Tuesday, August 21, 2012


1.    Introduction
The Capital Asset pricing model, most commonly referred to as CAPM. According to the survey conducted among the most successful US enterprises, 73-85% of the respondent claims to use CAPM as their preferred methodology (Desai, 2005). Thus, CAPM is widely used today to estimate the cost of equity capital. William Sharpe and John Lintner won Nobel Prize in 1990 for their contribution towards CAPM theory. The CAPM theory is built on Markowitz theory of mean- variance portfolio model and forms the basis of modern portfolio theory.

2.    CAPM

Markowitz mean- variance analysis refers to the theory of combining risky assets so as to minimize overall risk of the portfolio at desired level of return.

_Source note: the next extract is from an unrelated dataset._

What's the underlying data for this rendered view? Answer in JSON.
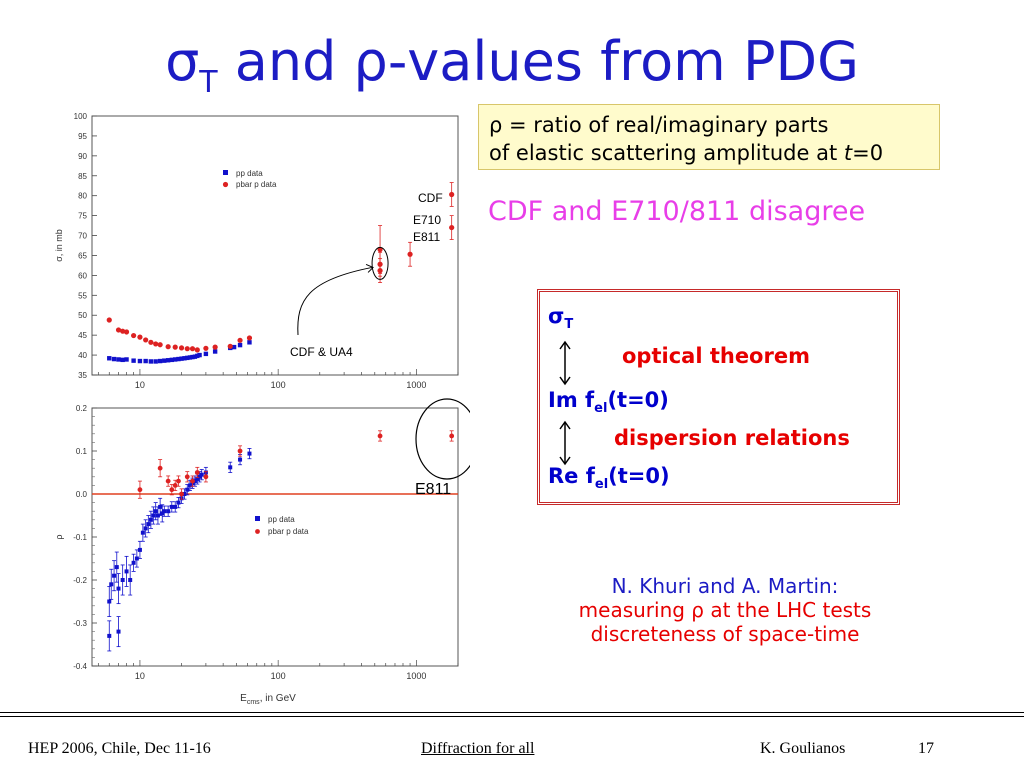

The Markowitz theory is based on three assumption i.e. all investors are risk averse and they minimize risk for desired level of expected return or demand additional return for additional risk, all parameter of individual asset like expected returns, variance and covariance are known thereby all investors have same expectations of all asset parameter and there are no taxes or transaction cost.

Sharpe and Lintner add two key assumptions to the Markowitz model to derive CAPM i.e. all investors are price takers i.e. individual buy and sell decision does not affect asset price and  investors can borrow and lend at risk free rate and unlimited short- selling is allowed.

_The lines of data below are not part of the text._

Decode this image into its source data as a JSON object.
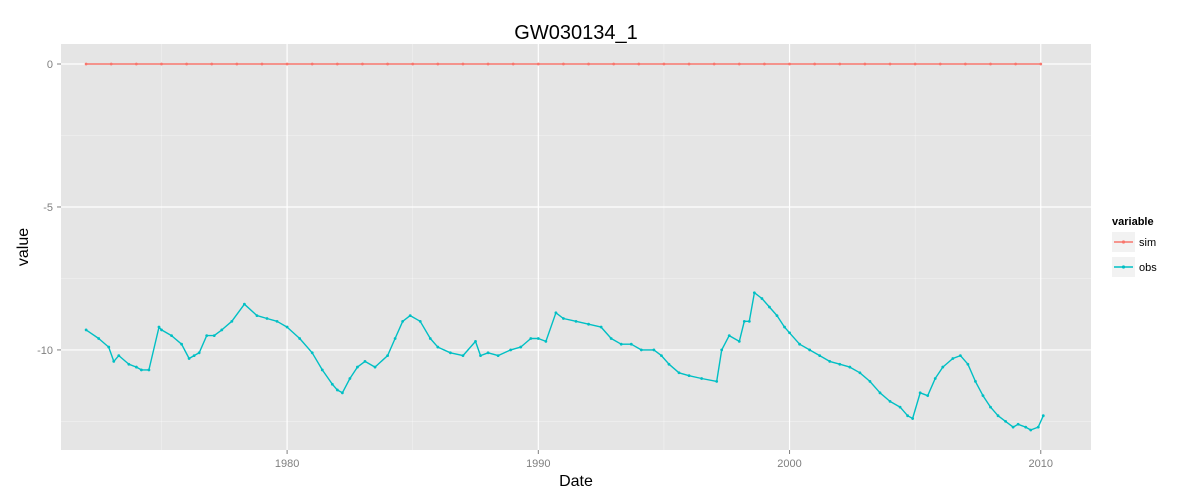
{
  "chart_data": {
    "type": "line",
    "title": "GW030134_1",
    "xlabel": "Date",
    "ylabel": "value",
    "xlim": [
      1971.0,
      2012.0
    ],
    "ylim": [
      -13.5,
      0.7
    ],
    "x_ticks": [
      1980,
      1990,
      2000,
      2010
    ],
    "y_ticks": [
      0,
      -5,
      -10
    ],
    "y_tick_labels": [
      "0",
      "-5",
      "-10"
    ],
    "grid": true,
    "legend_position": "right",
    "legend_title": "variable",
    "colors": {
      "sim": "#f8766d",
      "obs": "#00bfc4",
      "panel": "#e5e5e5",
      "grid": "#ffffff"
    },
    "series": [
      {
        "name": "sim",
        "x": [
          1972.0,
          1973.0,
          1974.0,
          1975.0,
          1976.0,
          1977.0,
          1978.0,
          1979.0,
          1980.0,
          1981.0,
          1982.0,
          1983.0,
          1984.0,
          1985.0,
          1986.0,
          1987.0,
          1988.0,
          1989.0,
          1990.0,
          1991.0,
          1992.0,
          1993.0,
          1994.0,
          1995.0,
          1996.0,
          1997.0,
          1998.0,
          1999.0,
          2000.0,
          2001.0,
          2002.0,
          2003.0,
          2004.0,
          2005.0,
          2006.0,
          2007.0,
          2008.0,
          2009.0,
          2010.0
        ],
        "y": [
          0,
          0,
          0,
          0,
          0,
          0,
          0,
          0,
          0,
          0,
          0,
          0,
          0,
          0,
          0,
          0,
          0,
          0,
          0,
          0,
          0,
          0,
          0,
          0,
          0,
          0,
          0,
          0,
          0,
          0,
          0,
          0,
          0,
          0,
          0,
          0,
          0,
          0,
          0
        ]
      },
      {
        "name": "obs",
        "x": [
          1972.0,
          1972.5,
          1972.9,
          1973.1,
          1973.3,
          1973.7,
          1974.0,
          1974.2,
          1974.5,
          1974.9,
          1975.0,
          1975.4,
          1975.8,
          1976.1,
          1976.3,
          1976.5,
          1976.8,
          1977.1,
          1977.4,
          1977.8,
          1978.3,
          1978.8,
          1979.2,
          1979.6,
          1980.0,
          1980.5,
          1981.0,
          1981.4,
          1981.8,
          1982.0,
          1982.2,
          1982.5,
          1982.8,
          1983.1,
          1983.5,
          1984.0,
          1984.3,
          1984.6,
          1984.9,
          1985.3,
          1985.7,
          1986.0,
          1986.5,
          1987.0,
          1987.5,
          1987.7,
          1988.0,
          1988.4,
          1988.9,
          1989.3,
          1989.7,
          1990.0,
          1990.3,
          1990.7,
          1991.0,
          1991.5,
          1992.0,
          1992.5,
          1992.9,
          1993.3,
          1993.7,
          1994.1,
          1994.6,
          1994.9,
          1995.2,
          1995.6,
          1996.0,
          1996.5,
          1997.1,
          1997.3,
          1997.6,
          1998.0,
          1998.2,
          1998.4,
          1998.6,
          1998.9,
          1999.2,
          1999.5,
          1999.8,
          2000.0,
          2000.4,
          2000.8,
          2001.2,
          2001.6,
          2002.0,
          2002.4,
          2002.8,
          2003.2,
          2003.6,
          2004.0,
          2004.4,
          2004.7,
          2004.9,
          2005.2,
          2005.5,
          2005.8,
          2006.1,
          2006.5,
          2006.8,
          2007.1,
          2007.4,
          2007.7,
          2008.0,
          2008.3,
          2008.6,
          2008.9,
          2009.1,
          2009.4,
          2009.6,
          2009.9,
          2010.1
        ],
        "y": [
          -9.3,
          -9.6,
          -9.9,
          -10.4,
          -10.2,
          -10.5,
          -10.6,
          -10.7,
          -10.7,
          -9.2,
          -9.3,
          -9.5,
          -9.8,
          -10.3,
          -10.2,
          -10.1,
          -9.5,
          -9.5,
          -9.3,
          -9.0,
          -8.4,
          -8.8,
          -8.9,
          -9.0,
          -9.2,
          -9.6,
          -10.1,
          -10.7,
          -11.2,
          -11.4,
          -11.5,
          -11.0,
          -10.6,
          -10.4,
          -10.6,
          -10.2,
          -9.6,
          -9.0,
          -8.8,
          -9.0,
          -9.6,
          -9.9,
          -10.1,
          -10.2,
          -9.7,
          -10.2,
          -10.1,
          -10.2,
          -10.0,
          -9.9,
          -9.6,
          -9.6,
          -9.7,
          -8.7,
          -8.9,
          -9.0,
          -9.1,
          -9.2,
          -9.6,
          -9.8,
          -9.8,
          -10.0,
          -10.0,
          -10.2,
          -10.5,
          -10.8,
          -10.9,
          -11.0,
          -11.1,
          -10.0,
          -9.5,
          -9.7,
          -9.0,
          -9.0,
          -8.0,
          -8.2,
          -8.5,
          -8.8,
          -9.2,
          -9.4,
          -9.8,
          -10.0,
          -10.2,
          -10.4,
          -10.5,
          -10.6,
          -10.8,
          -11.1,
          -11.5,
          -11.8,
          -12.0,
          -12.3,
          -12.4,
          -11.5,
          -11.6,
          -11.0,
          -10.6,
          -10.3,
          -10.2,
          -10.5,
          -11.1,
          -11.6,
          -12.0,
          -12.3,
          -12.5,
          -12.7,
          -12.6,
          -12.7,
          -12.8,
          -12.7,
          -12.3
        ]
      }
    ]
  }
}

As all investors have same expectation and all use mean- variance analysis, they all identify the same risky tangency portfolio, the weight on each asset in the tangency portfolio must be equal to the proportion of its market value to the market value of its entire portfolio. CAPM compensates the investor only for taking priced risk.

CAPM model is used to estimate the expected return on a risky asset by adding to the risk free rate of return a market risk premium. The expected return on the asset, as per CAPM, is measured based on following formula,
E (Ri) = RF + βi[E(RM) - RF]
E(Ri) : the expected return on asset i
RF:  the risk-free rate of return
E(RM): the expected return on the market portfolio
βi: Cov(Ri, RM)/Var(RM),  is a measure of the asset’s sensitivity to movements in the market
The CAPM described above is also referred to as a domestic CAPM as all parameter consider as an input are based on domestic environment i.e. to find expected return for US security, the expected risk free rate on US treasury bonds is considered, expected return on US market portfolio and beta is measured with respect to securities traded on US exchange. This version of CAPM has its applicability only in segmented market.
The assumption that the investor consider only expected return, variance and covariance of asset in the portfolio is not practical, as the investors also consider the relation of their portfolio return with labour income and future investment opportunities that would be offered by the market. CAPM assumes that all investor have same portfolio, thereby implying that all investor have same time horizon for holding a portfolio, which is not the practical case, as the time horizon for the purpose of investment varies based on the liquidity need of the investor.  Further, the assumption that all the investor has access to same set of knowledge cannot be considered in isolation, as some information is disregarded by investor if it falls beyond their investment time horizon. In addition, the application of new / revised accounting rules may have a short term impact on profitability and may affect the stock price. The beta in CAPM measures the systematic risk in asset, the risk that cannot be diversified away. At the time of applying CAPM, the beta considered is based on past stock price volatility. However the future price cannot be solely based on historic market price. There are other fundamental factors like profitability, growth of the particular stock which also has impact on the security price. Further, the demand and supply of the security on the traded exchange affects the price of the security. Also, the stock beta varies over the time period and period for which historic stock beta is considered also has an impact on the derived expected value. Moreover, if there is a restriction on risk free borrowing or lending and on short sales of risky asset, the relation between expected return and beta will not be linear, thereby limits the applicability of CAPM formula.

3.    Global CAPM

The global CAPM advocates use of worldwide market index (e.g., the Morgan Stanley Capital International World Index, MSCI) to compute market risk premium and the company Beta employed would be based on global index.

4.    International CAPM

With globalisation, the economies are integrated and relevance of domestic CAPM is reduced. International CAPM (ICAPM) asserts that investors will hold a combination of risk free asset of home country and world market portfolio hedged against currency risk. Thus, for integrated market, ICAPM is more appropriate as ICAPM takes into consideration the exchange rate risk by considering the sensitivity of asset to all currency changes. Thereby, additional risk premium for each world currency is added to standard CAPM formula. ICAPM states that the expected return on any asset is sum of the investor’s domestic risk free rate, market risk premium and a foreign currency risk premium for each foreign currency.

5.    Conclusion

Many empirical studies (Chan, Karolyi and Stulz, 1992),  (Mishra and O’Brien, 2001) demonstrate that in integrated market there is influence of foreign market in determining home country’s stock price, thereby suggest use of ICAPM or global CAPM. However, there is no concrete evidence that claims superiority of latest version of CAPM to determine expected return over traditional or domestic CAPM.